What we must recognize about this election is that Romney did nothing to inspire or reach out to those who ought to have been the natural constituency for conservatives. First, he didn’t talk much about social issues, meaning conservatives Christians of the sort who would be inclined toward a Rick Santorum or a Michele Bachmann simply weren’t interested. Let’s also stipulate that a good deal of animosity grew between supporters of the various candidates for the nomination because so often, it appeared to have been rigged. That turned a good many conservatives off, and it also made it harder to unite the party. Mostly, there were too many ways in which Mitt Romney failed. We were told early on that because of 2008, he had a solid ground-game. We now know that this wasn’t the case. McCain clearly had a more effective ground-game, although some larger measure of that is undoubtedly a result of his VP choice. Still, in being circumspect about the results, we must admit that conservative turn-out was down, and evangelicals again stayed home. The demographic issue is real and emerging, but it shouldn’t have been the fatal blow this time. The problem with single mothers and single women may be insurmountable, because conservatism runs counter to what many women of that description have been indoctrinated to believe.

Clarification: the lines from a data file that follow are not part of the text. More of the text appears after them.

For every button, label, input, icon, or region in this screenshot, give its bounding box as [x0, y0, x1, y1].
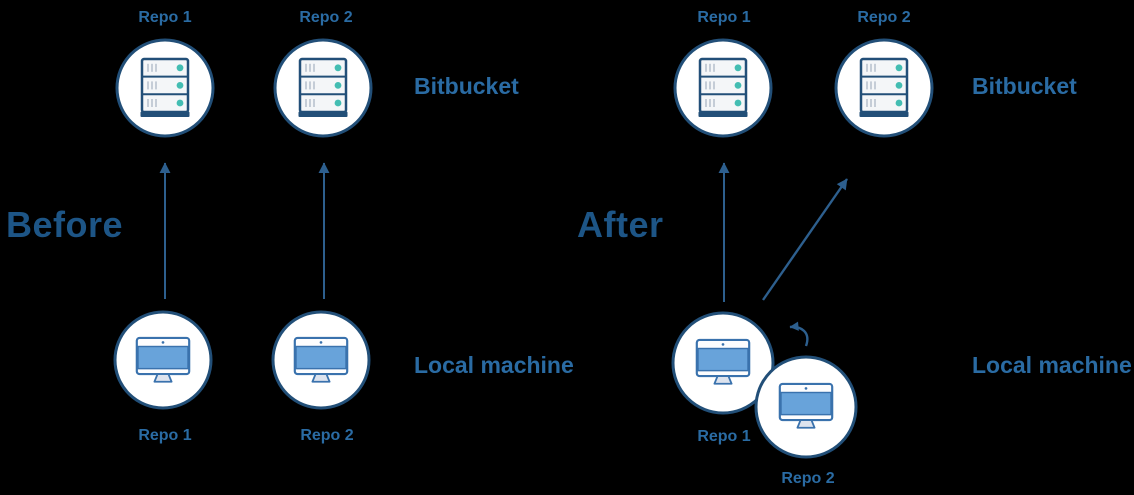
local-repo2-label-after: Repo 2 — [781, 470, 835, 487]
bitbucket-label-after: Bitbucket — [972, 73, 1077, 99]
remote-repo1-label-before: Repo 1 — [138, 9, 192, 26]
local-repo1-label-before: Repo 1 — [138, 427, 192, 444]
bitbucket-label-before: Bitbucket — [414, 73, 519, 99]
local-repo2-label-before: Repo 2 — [300, 427, 354, 444]
remote-repo2-label-after: Repo 2 — [857, 9, 911, 26]
remote-repo2-label-before: Repo 2 — [299, 9, 353, 26]
curved-arrow-icon — [789, 321, 809, 347]
local-repo1-label-after: Repo 1 — [697, 428, 751, 445]
after-section — [671, 38, 934, 459]
local-machine-label-before: Local machine — [414, 352, 574, 378]
server-icon — [297, 57, 349, 119]
local-machine-label-after: Local machine — [972, 352, 1132, 378]
after-title: After — [577, 204, 664, 245]
server-icon — [858, 57, 910, 119]
server-icon — [139, 57, 191, 119]
server-icon — [697, 57, 749, 119]
remote-repo1-label-after: Repo 1 — [697, 9, 751, 26]
before-section — [113, 38, 373, 410]
push-arrow-repo2-after — [762, 178, 848, 301]
before-title: Before — [6, 204, 124, 245]
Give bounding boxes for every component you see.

The most fatal flaw was the candidate. Whether by ineptitude, or by sabotage, his campaign missed too many opportunities to attract voters and score big when Obama fumbled. They let the media put them off their game with ludicrous notions. They permitted the Obama campaign to define Mitt, and he did not effectively counter. Most of all, however, Mitt Romney failed to capitalize on the natural constituencies of the conservative movement, perhaps in part because he was at least as unpalatable to them as they were to him. I said early on in the primary fight that Romney seemed to have been planning to ignore the Tea Party and evangelicals on the basis that they’d show up anyway. In many important ways, they didn’t, and this is what spelled defeat for Romney. That, and I don’t think he was supposed to win. More on that later.